SCHLECHTESTER VORSITZENDER SEIT JAHREN

Bleibt CSU-Chef Söder, der mehrfach deutlich erklärt hat, dass er sich nicht als Kanzlerkandidat der Union sehe - ein Bayer werde bundesweit nun mal nicht gewählt. Söders entschlossen wirkendes Auftreten in der Corona-Krise hat ihn in Umfragen aber weit nach vorne katapultiert. Teilweise wird er als beliebtester Politiker Deutschlands eingestuft. Söder profitiert davon, dass seine harte Haltung etwa bei der Einschränkung des öffentlichen Lebens später von anderen Ländern übernommen und er deshalb als Vorreiter angesehen wurde.

Bisher hat Söder gesagt, dass er sich aus dem Rennen in der Schwesterpartei heraushalten wolle - obwohl mehrfach kolportiert wurde, dass er in vertraulichen Gesprächen nur Laschet als geeigneten Kandidaten auf den CDU-Parteivorsitz nennt. Aber der CSU-Chef hat gleichzeitig deutlich gemacht, dass die anschließende K-Frage nur mit ihm zusammen und gleichberechtigt geklärt werde. Das hat die Spekulationen aufkommen lassen, dass Söder am Ende doch noch seinen Hut in den Ring wirft, wenn bundesweit der Ruf nach seiner Person ertönen sollte.

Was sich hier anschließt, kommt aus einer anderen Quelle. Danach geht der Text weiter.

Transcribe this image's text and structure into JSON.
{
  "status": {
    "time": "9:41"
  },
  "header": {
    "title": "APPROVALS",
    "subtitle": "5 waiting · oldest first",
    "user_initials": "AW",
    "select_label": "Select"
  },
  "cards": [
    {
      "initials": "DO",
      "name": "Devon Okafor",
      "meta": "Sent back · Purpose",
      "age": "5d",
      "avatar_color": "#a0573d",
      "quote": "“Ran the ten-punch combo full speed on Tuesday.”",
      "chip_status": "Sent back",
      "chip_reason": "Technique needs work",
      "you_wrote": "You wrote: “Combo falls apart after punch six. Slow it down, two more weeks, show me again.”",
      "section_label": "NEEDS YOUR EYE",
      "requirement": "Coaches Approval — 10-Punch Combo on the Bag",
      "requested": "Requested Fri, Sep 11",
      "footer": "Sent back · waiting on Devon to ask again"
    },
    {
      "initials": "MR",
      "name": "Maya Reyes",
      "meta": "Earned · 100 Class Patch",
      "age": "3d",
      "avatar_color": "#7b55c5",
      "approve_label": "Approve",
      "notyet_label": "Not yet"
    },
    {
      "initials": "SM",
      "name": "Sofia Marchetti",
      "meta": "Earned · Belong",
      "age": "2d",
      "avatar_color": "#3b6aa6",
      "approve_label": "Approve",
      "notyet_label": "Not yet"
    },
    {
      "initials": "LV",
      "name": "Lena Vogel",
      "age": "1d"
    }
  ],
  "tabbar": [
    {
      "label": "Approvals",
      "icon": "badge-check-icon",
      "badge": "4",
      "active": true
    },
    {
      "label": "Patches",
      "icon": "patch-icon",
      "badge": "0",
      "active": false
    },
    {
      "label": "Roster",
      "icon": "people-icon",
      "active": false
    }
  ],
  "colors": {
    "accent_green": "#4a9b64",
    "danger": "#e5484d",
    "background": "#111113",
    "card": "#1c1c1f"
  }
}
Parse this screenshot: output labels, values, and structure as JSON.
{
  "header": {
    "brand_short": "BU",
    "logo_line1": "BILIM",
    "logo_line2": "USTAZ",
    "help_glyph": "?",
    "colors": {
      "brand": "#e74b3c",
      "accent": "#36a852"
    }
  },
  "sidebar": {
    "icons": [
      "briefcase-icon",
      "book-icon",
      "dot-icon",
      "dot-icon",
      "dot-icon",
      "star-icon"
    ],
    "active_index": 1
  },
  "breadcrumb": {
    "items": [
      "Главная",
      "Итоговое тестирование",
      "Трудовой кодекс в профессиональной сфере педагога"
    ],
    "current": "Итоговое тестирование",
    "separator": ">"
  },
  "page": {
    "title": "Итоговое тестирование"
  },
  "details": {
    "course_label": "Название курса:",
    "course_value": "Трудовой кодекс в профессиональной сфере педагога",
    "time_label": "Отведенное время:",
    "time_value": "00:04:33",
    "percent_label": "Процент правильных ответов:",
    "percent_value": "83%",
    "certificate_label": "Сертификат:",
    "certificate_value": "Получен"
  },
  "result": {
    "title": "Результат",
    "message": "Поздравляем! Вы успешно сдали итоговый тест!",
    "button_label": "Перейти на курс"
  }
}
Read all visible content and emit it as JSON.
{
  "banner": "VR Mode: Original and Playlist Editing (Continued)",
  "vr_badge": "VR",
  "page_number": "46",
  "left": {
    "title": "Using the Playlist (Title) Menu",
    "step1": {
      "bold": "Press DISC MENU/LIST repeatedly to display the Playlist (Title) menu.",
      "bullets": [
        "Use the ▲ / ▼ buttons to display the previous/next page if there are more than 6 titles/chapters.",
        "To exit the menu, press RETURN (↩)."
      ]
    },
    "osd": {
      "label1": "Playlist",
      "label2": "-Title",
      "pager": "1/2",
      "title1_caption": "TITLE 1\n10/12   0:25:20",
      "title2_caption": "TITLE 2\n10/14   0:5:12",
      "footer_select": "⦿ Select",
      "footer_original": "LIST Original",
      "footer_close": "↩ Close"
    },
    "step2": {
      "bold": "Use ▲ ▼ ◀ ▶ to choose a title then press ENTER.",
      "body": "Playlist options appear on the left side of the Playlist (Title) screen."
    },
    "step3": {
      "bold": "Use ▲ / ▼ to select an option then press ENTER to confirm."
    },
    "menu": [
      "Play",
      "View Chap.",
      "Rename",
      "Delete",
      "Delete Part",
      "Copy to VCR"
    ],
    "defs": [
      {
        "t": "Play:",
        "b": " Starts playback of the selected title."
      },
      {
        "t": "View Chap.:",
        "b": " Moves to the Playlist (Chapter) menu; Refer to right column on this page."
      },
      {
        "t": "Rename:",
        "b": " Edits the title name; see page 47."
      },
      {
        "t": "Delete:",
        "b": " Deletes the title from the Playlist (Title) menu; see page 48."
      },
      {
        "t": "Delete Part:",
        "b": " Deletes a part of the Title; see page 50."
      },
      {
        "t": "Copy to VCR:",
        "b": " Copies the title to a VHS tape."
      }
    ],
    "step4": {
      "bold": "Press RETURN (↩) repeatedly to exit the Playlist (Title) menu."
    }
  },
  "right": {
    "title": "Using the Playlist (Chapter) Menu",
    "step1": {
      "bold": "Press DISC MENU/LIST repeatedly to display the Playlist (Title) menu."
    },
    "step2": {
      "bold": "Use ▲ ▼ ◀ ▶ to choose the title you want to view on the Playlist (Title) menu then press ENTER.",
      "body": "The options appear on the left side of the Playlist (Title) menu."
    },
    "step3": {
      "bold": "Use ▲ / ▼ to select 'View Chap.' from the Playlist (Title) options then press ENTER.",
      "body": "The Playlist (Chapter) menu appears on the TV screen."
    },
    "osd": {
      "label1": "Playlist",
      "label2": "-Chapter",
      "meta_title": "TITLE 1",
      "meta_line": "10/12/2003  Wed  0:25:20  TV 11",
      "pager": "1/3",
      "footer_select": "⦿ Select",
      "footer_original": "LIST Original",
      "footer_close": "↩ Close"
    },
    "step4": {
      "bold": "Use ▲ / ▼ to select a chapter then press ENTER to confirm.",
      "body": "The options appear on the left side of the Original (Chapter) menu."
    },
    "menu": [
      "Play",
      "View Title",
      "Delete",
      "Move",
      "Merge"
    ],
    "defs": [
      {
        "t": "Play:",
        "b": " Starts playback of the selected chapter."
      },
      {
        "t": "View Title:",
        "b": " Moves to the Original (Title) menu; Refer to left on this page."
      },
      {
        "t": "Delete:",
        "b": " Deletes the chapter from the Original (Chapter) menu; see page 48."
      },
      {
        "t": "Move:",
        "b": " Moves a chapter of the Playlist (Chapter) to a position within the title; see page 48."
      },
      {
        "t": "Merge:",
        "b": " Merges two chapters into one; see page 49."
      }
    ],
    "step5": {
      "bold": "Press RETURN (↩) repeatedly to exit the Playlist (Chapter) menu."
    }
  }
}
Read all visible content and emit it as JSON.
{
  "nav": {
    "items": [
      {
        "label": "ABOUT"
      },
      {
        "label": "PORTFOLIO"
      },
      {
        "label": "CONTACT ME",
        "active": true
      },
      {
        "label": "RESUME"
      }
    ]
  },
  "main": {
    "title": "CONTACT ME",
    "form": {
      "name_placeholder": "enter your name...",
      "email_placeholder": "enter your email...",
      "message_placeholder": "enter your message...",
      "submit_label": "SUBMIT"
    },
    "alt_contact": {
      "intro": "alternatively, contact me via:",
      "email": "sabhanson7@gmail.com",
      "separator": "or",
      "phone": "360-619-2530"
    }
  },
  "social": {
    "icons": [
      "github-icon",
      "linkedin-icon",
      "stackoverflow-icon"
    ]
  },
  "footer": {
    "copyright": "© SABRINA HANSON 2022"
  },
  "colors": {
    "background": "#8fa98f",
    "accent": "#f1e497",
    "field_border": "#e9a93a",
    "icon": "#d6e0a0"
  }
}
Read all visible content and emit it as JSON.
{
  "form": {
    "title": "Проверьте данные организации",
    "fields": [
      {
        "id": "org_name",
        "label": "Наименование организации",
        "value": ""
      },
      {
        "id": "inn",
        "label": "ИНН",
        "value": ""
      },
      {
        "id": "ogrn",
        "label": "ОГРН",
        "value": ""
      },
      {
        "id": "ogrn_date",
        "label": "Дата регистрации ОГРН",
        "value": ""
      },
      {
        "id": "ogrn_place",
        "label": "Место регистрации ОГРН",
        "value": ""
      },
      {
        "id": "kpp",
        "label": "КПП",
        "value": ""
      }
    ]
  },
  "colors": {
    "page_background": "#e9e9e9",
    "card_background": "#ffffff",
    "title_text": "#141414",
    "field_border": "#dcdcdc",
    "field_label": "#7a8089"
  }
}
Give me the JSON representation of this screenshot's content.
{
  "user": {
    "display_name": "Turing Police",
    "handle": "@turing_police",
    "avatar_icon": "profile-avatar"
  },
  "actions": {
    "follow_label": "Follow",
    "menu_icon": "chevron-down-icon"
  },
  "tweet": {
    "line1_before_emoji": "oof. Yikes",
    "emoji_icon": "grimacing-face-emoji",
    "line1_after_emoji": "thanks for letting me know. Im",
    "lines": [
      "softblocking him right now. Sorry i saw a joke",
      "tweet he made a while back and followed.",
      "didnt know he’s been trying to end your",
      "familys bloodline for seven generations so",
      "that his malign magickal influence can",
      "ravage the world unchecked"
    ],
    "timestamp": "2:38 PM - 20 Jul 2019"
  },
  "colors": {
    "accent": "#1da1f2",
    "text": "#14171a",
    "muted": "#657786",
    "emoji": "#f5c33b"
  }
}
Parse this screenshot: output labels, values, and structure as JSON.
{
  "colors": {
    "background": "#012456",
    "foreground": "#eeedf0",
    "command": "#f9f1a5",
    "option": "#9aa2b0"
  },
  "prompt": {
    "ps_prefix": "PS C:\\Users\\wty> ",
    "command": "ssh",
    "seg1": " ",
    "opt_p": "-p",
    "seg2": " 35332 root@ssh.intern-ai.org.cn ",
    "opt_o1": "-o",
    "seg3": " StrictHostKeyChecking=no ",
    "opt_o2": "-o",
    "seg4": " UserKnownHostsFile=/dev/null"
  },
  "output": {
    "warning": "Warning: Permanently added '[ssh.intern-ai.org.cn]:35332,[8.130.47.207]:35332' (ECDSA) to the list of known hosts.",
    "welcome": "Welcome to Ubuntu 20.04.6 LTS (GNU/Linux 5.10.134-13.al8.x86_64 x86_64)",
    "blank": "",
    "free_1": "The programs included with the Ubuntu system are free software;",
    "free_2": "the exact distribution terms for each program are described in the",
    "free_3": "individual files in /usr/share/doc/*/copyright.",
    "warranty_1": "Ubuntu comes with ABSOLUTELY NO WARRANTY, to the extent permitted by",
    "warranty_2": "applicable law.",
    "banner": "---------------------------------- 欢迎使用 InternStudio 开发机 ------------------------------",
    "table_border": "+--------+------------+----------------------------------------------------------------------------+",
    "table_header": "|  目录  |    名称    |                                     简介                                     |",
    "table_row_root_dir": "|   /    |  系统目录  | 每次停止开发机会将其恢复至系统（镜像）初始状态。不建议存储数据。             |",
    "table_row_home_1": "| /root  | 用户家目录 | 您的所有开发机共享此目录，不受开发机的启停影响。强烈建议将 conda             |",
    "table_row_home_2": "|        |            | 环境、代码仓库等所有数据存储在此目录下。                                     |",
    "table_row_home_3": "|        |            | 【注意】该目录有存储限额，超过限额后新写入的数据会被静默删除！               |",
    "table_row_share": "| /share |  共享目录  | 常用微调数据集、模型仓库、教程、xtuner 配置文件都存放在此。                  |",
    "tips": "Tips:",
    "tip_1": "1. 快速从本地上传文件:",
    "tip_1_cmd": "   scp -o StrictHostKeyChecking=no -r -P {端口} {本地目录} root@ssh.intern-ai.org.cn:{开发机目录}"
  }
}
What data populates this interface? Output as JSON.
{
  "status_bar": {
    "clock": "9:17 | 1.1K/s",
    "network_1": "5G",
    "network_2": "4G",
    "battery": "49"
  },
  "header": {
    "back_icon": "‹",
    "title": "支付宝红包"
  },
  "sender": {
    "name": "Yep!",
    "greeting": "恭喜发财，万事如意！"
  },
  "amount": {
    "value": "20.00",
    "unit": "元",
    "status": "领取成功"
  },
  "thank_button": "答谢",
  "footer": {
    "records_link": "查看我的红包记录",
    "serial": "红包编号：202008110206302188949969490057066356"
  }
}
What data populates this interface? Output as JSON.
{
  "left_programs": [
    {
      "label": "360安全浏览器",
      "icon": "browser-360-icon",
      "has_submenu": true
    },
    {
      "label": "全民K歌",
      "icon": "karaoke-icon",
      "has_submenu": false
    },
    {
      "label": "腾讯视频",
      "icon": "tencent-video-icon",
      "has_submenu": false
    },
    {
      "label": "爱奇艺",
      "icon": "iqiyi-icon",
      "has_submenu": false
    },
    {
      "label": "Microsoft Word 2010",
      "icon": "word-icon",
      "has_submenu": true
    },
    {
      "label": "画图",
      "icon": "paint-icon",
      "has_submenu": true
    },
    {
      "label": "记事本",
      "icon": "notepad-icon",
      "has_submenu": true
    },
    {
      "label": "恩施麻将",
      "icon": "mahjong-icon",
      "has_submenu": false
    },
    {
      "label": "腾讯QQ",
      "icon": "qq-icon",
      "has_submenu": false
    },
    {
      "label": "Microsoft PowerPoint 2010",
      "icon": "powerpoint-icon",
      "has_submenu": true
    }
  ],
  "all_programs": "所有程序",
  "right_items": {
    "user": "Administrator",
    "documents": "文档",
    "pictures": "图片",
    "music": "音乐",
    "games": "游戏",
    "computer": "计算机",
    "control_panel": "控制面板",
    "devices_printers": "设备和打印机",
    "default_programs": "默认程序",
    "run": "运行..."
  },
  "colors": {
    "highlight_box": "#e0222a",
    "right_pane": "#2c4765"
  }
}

In die Quere kommen könnte Söder nach Angaben aus CDU-Kreisen allerdings, dass ihm von CDU-Landeschefs vorgeworfen wird, der schlechteste Vorsitzende der Ministerpräsidentenkonferenz seit Jahren zu sein - weil er immer nur bayerische Interessen im Kopf habe und keine Abstimmung suche. Im "Spiegel"-Interview betont der CSU-Chef wohl auch deshalb demonstrativ die engen Absprachen "mit den Freunden aus dem Saarland, Baden-Württemberg, Sachsen oder Sachsen-Anhalt". Er will nicht isoliert erscheinen. Aber ob Söder am Ende zugreifen wolle, werde auch von der Stärke des nächsten CDU-Chefs abhängen, heißt es in der Union.